A practical Retrieval-Augmented Generation (RAG) system: given a website URL, crawls in-domain pages, indexes content, and answers questions only from crawled context, with citations and robust refusal support. Built for accuracy, speed, and clarity.
-
Requirements
- Python 3.9+
- PostgreSQL with pgvector (
CREATE EXTENSION IF NOT EXISTS vector;) - Mistral-7B-Instruct (or
MiniMistral/Phi-2as backup) - pip:
pip install -r requirements.txt
-
DB Init
psql <db_params> -f db_schema.sql
-
Run API
uvicorn src.api:app --reload- FastAPI docs:
http://127.0.0.1:8000/docs
- Crawl: BFS, obeys robots.txt & crawl-delay, fetches main text only, in-domain.
- Politeness: Crawl delay set per robots.txt; defaults if absent; avoids overloading hosts.
- Chunking: 800 chars + 100 overlap—good for retrieval/LLM prompt size (justify in code & README).
- Embeddings: OSS MiniLM (sbert) for ~state-of-art chunk retrieval; fast & hardware-light.
- Vector DB: PostgreSQL w/pgvector: scalable, familiar, simple to deploy.
- Ask: Query embeds to top-k chunk retrieval (cosine), context passed to LLM w/ citations.
- Prompt Guardrails: LLM forced to answer from context only; clear refusal phrasing.
- Failover: If Mistral-7B exceeds latency threshold, backup LLM (MiniMistral/Phi2) auto-engages; model always logged.
- Observability: Logs timings, model picks, refusals, per-query stats; can report p50/p95 latencies from queries table.
- Source Trace: Snippet + URL for every answer; transparent refusal returns closest context.
- Simple API: FastAPI, no custom UI; leverages OpenAPI docs for interactive calls.

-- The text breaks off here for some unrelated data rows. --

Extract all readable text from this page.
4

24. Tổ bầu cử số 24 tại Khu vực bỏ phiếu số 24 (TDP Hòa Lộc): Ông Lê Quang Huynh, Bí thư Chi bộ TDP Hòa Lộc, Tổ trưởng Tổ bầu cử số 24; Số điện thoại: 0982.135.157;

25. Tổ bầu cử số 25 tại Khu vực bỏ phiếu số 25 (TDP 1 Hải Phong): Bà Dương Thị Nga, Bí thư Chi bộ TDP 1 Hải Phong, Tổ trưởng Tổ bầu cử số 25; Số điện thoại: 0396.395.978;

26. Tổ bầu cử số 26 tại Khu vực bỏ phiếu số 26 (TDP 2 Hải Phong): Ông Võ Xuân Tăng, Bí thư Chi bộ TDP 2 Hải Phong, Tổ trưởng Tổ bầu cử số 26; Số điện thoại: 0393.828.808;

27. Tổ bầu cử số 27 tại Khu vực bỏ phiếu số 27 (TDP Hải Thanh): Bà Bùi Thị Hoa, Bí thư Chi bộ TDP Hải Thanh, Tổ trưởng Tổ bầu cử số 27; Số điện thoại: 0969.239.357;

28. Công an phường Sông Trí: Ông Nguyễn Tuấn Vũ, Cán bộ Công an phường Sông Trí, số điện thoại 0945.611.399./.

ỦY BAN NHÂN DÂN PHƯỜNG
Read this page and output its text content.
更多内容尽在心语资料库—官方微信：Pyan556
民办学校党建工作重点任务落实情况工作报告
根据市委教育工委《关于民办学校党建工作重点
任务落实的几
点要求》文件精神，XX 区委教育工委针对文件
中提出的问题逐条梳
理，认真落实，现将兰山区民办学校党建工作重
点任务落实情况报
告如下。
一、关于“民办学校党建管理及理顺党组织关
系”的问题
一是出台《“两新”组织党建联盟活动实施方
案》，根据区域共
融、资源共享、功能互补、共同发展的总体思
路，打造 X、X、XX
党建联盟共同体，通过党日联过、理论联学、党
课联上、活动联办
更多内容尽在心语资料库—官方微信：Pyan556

- CLI Example: All API endpoints usable via curl or CLI runner (see below).
- Reproducibility: Everything open source; all models, embeddings, and prompt logic listed here.
- Evaluation: Includes 2 example asks (1 grounded, 1 refusal); metrics easy to export for further eval.
- Limitations: Pure HTML (no JS); 50-page crawl cap; accepts 1 or 2 primary URLs (see /crawl param).
- Embeddings:
sentence-transformers/all-MiniLM-L6-v2 - LLM:
Mistral-7B-Instruct(local API or vLLM/LM Studio); backup:MiniMistral,Phi-2 - Prompt: See src/llm.py, strictly context-limited, refusal logic enforced.
curl -X POST http://localhost:8000/crawl -H 'Content-Type: application/json' -d '{"start_url": "https://docs.python.org/3/", "max_pages": 10}'
curl -X POST http://localhost:8000/index -H 'Content-Type: application/json' -d '{}'
curl -X POST http://localhost:8000/ask -H 'Content-Type: application/json' -d '{"question": "How do you define a function in Python?", "top_k": 3}'
{
"answer": "In Python, you define a function using the 'def' keyword...",
"sources": [
{ "url": "https://docs.python.org/3/tutorial/controlflow.html", "snippet": "Functions are defined using the def keyword..." }
],
"timings": { "retrieval_ms": 35, "generation_ms": 900, "total_ms": 950 },
"model_used": "mistral-7b",
"refused": false
}
curl -X POST http://localhost:8000/ask -H 'Content-Type: application/json' -d '{"question": "What is the airspeed velocity of an unladen swallow?", "top_k": 3}'
{
"answer": "Not found in crawled content. Closest context: ...",
"sources": [ ... ],
"timings": { "retrieval_ms": 31, "generation_ms": 420, "total_ms": 463 },
"model_used": "mistral-7b", // or backup if failover occurred
"refused": true
}
- Run
SELECT percentile_cont(ARRAY[0.5,0.95]) WITHIN GROUP (ORDER BY total_ms) FROM queries;to get p50/p95. - Each query logs answer type (grounded/refusal), model used, and timings.
- No proprietary code. All OSS, all prompt logic is auditable.
- Attributions: code includes explicit references in model/tool usage sections.